Milo is the only member of the Szabo family who is thrilled to camp in their backyard indefinitely. The great outdoors is his natural habitat. Milo much prefers the company of wildlife to that of his stressed-out parents and his snarky older sister. It doesn't take very long for him to befriend the critters who live in the woods surrounding his suburban neighborhood, and he soon makes a marvelous discovery: he can communicate with them! The animals recognize Milo as a kindred spirit. He always has his head up in the clouds or down a rabbit hole. Milo’s escapades with the local fauna gets him into plenty of jams—not to mention on his family’s nerves—but he’s always quick to extricate himself from sticky situations and seek out the next adventure.
Julia stands at the opposite end of the outdoorsy spectrum. She's a homebody whose home is now a hectic construction zone. Julia is beyond mortified at having to camp in the backyard with her uncool family, and to make matters worse, it's for an eternity. She might be one of the few teenagers whose angst is actually underplayed. But Julia must learn to curb her snark in order to befriend the neighborhood kids and hopefully get invited to their houses for long-term sleepovers. To regain the comforts of home, Julia must reach outside her comfort zone.

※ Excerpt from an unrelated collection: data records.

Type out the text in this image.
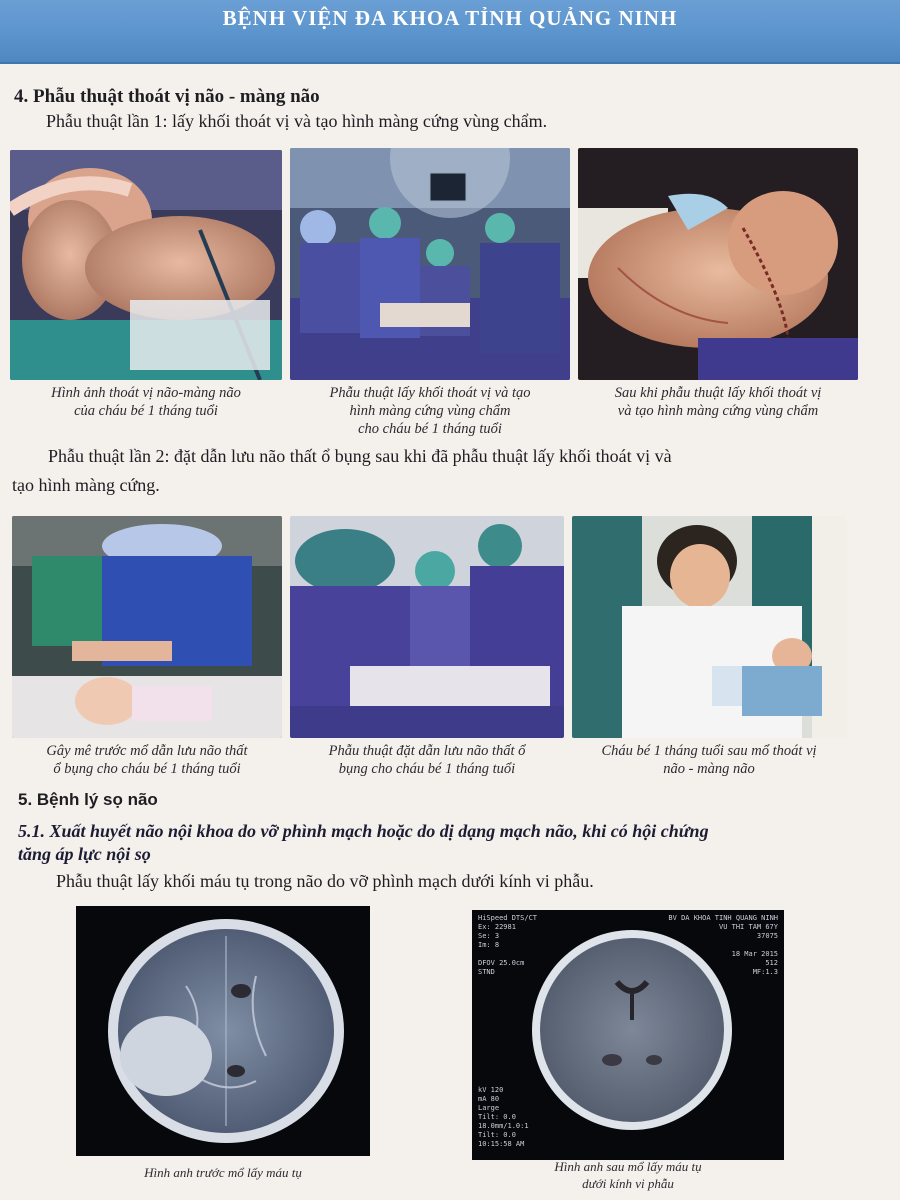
BỆNH VIỆN ĐA KHOA TỈNH QUẢNG NINH
4. Phẫu thuật thoát vị não - màng não
Phẫu thuật lần 1: lấy khối thoát vị và tạo hình màng cứng vùng chẩm.
Hình ảnh thoát vị não-màng não
của cháu bé 1 tháng tuổi
Phẫu thuật lấy khối thoát vị và tạo
hình màng cứng vùng chẩm
cho cháu bé 1 tháng tuổi
Sau khi phẫu thuật lấy khối thoát vị
và tạo hình màng cứng vùng chẩm
Phẫu thuật lần 2: đặt dẫn lưu não thất ổ bụng sau khi đã phẫu thuật lấy khối thoát vị và
tạo hình màng cứng.
Gây mê trước mổ dẫn lưu não thất
ổ bụng cho cháu bé 1 tháng tuổi
Phẫu thuật đặt dẫn lưu não thất ổ
bụng cho cháu bé 1 tháng tuổi
Cháu bé 1 tháng tuổi sau mổ thoát vị
não - màng não
5. Bệnh lý sọ não
5.1. Xuất huyết não nội khoa do vỡ phình mạch hoặc do dị dạng mạch não, khi có hội chứng
tăng áp lực nội sọ
Phẫu thuật lấy khối máu tụ trong não do vỡ phình mạch dưới kính vi phẫu.
HiSpeed DTS/CT
Ex: 22981
Se: 3
Im: 8
DFOV 25.0cm
STND
BV DA KHOA TINH QUANG NINH
VU THI TAM 67Y
37075
18 Mar 2015
512
MF:1.3
kV 120
mA 80
Large
Tilt: 0.0
18.0mm/1.0:1
Tilt: 0.0
10:15:58 AM
Hình anh trước mổ lấy máu tụ	Hình anh sau mổ lấy máu tụ
dưới kính vi phẫu
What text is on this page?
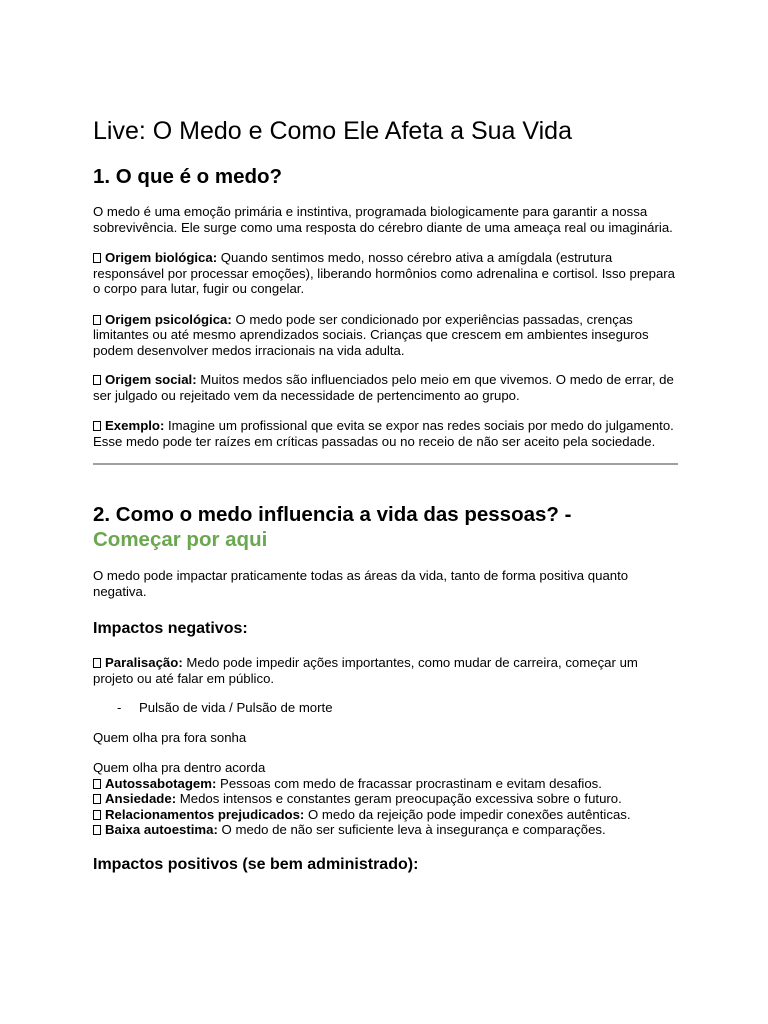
Live: O Medo e Como Ele Afeta a Sua Vida
1. O que é o medo?

O medo é uma emoção primária e instintiva, programada biologicamente para garantir a nossa sobrevivência. Ele surge como uma resposta do cérebro diante de uma ameaça real ou imaginária.

Origem biológica: Quando sentimos medo, nosso cérebro ativa a amígdala (estrutura responsável por processar emoções), liberando hormônios como adrenalina e cortisol. Isso prepara o corpo para lutar, fugir ou congelar.

Origem psicológica: O medo pode ser condicionado por experiências passadas, crenças limitantes ou até mesmo aprendizados sociais. Crianças que crescem em ambientes inseguros podem desenvolver medos irracionais na vida adulta.

Origem social: Muitos medos são influenciados pelo meio em que vivemos. O medo de errar, de ser julgado ou rejeitado vem da necessidade de pertencimento ao grupo.

Exemplo: Imagine um profissional que evita se expor nas redes sociais por medo do julgamento. Esse medo pode ter raízes em críticas passadas ou no receio de não ser aceito pela sociedade.

2. Como o medo influencia a vida das pessoas? -
Começar por aqui

O medo pode impactar praticamente todas as áreas da vida, tanto de forma positiva quanto negativa.

Impactos negativos:

Paralisação: Medo pode impedir ações importantes, como mudar de carreira, começar um projeto ou até falar em público.

- Pulsão de vida / Pulsão de morte

Quem olha pra fora sonha

Quem olha pra dentro acorda

Autossabotagem: Pessoas com medo de fracassar procrastinam e evitam desafios.

Ansiedade: Medos intensos e constantes geram preocupação excessiva sobre o futuro.

Relacionamentos prejudicados: O medo da rejeição pode impedir conexões autênticas.

Baixa autoestima: O medo de não ser suficiente leva à insegurança e comparações.

Impactos positivos (se bem administrado):
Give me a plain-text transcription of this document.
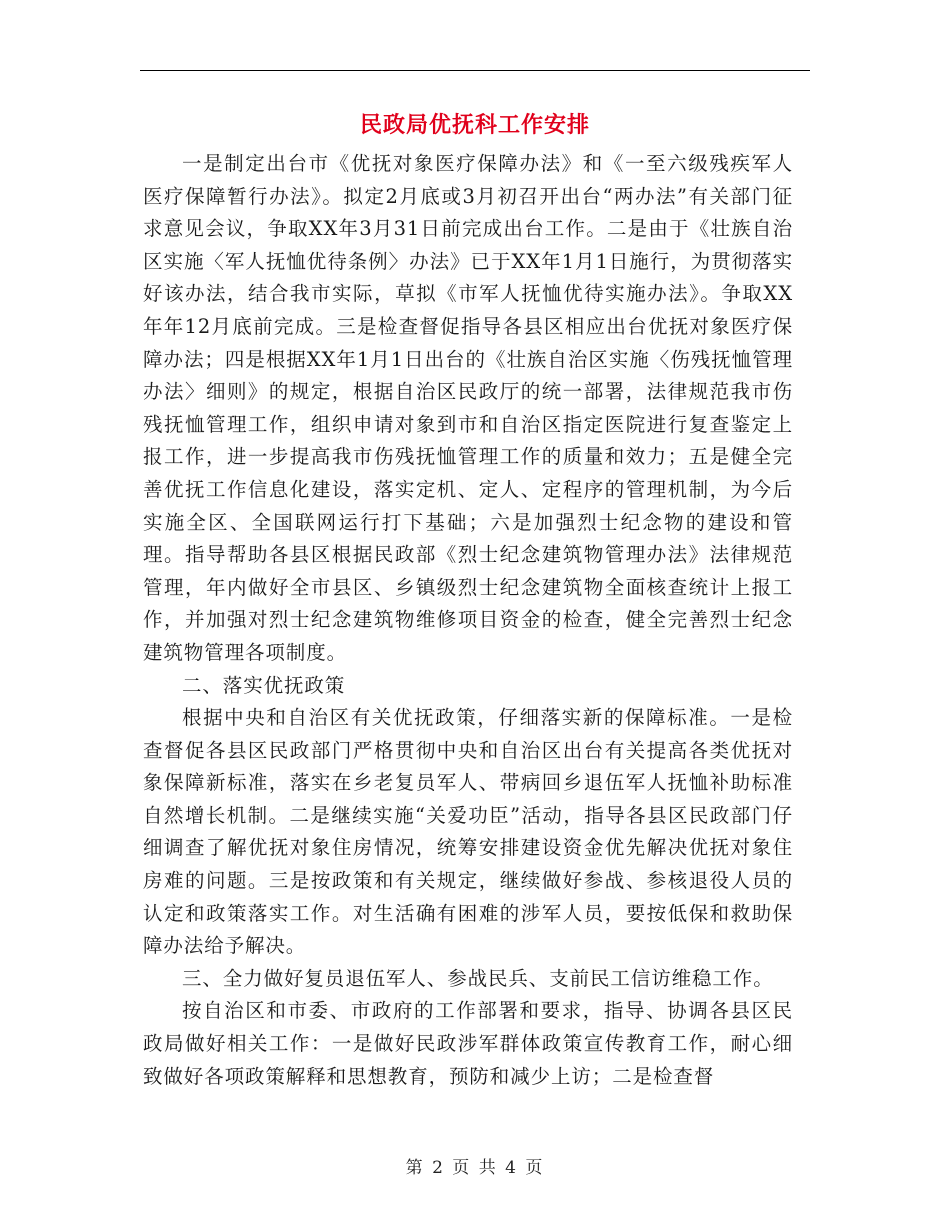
民政局优抚科工作安排

一是制定出台市《优抚对象医疗保障办法》和《一至六级残疾军人医疗保障暂行办法》。拟定2月底或3月初召开出台“两办法”有关部门征求意见会议，争取XX年3月31日前完成出台工作。二是由于《壮族自治区实施〈军人抚恤优待条例〉办法》已于XX年1月1日施行，为贯彻落实好该办法，结合我市实际，草拟《市军人抚恤优待实施办法》。争取XX年年12月底前完成。三是检查督促指导各县区相应出台优抚对象医疗保障办法；四是根据XX年1月1日出台的《壮族自治区实施〈伤残抚恤管理办法〉细则》的规定，根据自治区民政厅的统一部署，法律规范我市伤残抚恤管理工作，组织申请对象到市和自治区指定医院进行复查鉴定上报工作，进一步提高我市伤残抚恤管理工作的质量和效力；五是健全完善优抚工作信息化建设，落实定机、定人、定程序的管理机制，为今后实施全区、全国联网运行打下基础；六是加强烈士纪念物的建设和管理。指导帮助各县区根据民政部《烈士纪念建筑物管理办法》法律规范管理，年内做好全市县区、乡镇级烈士纪念建筑物全面核查统计上报工作，并加强对烈士纪念建筑物维修项目资金的检查，健全完善烈士纪念建筑物管理各项制度。

二、落实优抚政策

根据中央和自治区有关优抚政策，仔细落实新的保障标准。一是检查督促各县区民政部门严格贯彻中央和自治区出台有关提高各类优抚对象保障新标准，落实在乡老复员军人、带病回乡退伍军人抚恤补助标准自然增长机制。二是继续实施“关爱功臣”活动，指导各县区民政部门仔细调查了解优抚对象住房情况，统筹安排建设资金优先解决优抚对象住房难的问题。三是按政策和有关规定，继续做好参战、参核退役人员的认定和政策落实工作。对生活确有困难的涉军人员，要按低保和救助保障办法给予解决。

三、全力做好复员退伍军人、参战民兵、支前民工信访维稳工作。

按自治区和市委、市政府的工作部署和要求，指导、协调各县区民政局做好相关工作：一是做好民政涉军群体政策宣传教育工作，耐心细致做好各项政策解释和思想教育，预防和减少上访；二是检查督

第 2 页 共 4 页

Mr. Szabo immigrated to America in his mid-twenties from Eastern Europe. Since he had to learn English, finish school, and establish himself as a freelance engineer, he got a late start with family life. But Mr. Szabo makes up for it with unflappable optimism and infectious gusto. He is industrious, independent, frugal to a fault, and unable to resist meddling in the endless home renovations. Living outdoors plays into Mr. Szabo’s uncanny resourcefulness. It also causes him to relapse to disgusting old-world hygiene habits. (Pickle juice as mouthwash? Who knew!)
Mrs. Szabo performs a balancing act that makes Cirque du Soleil look easy. Working mom; glue of the family; project manager. She does it all and doesn’t miss a beat. (Not any that she’d admit to, at least.) When Mrs. Szabo isn’t filing legal briefs, refereeing sibling spats between her kids, or taking respite in psychotherapy, she can be found trying to quality control their chaotic home renovation. All while acting as “interpreter of American life” for her somewhat obtuse foreign husband.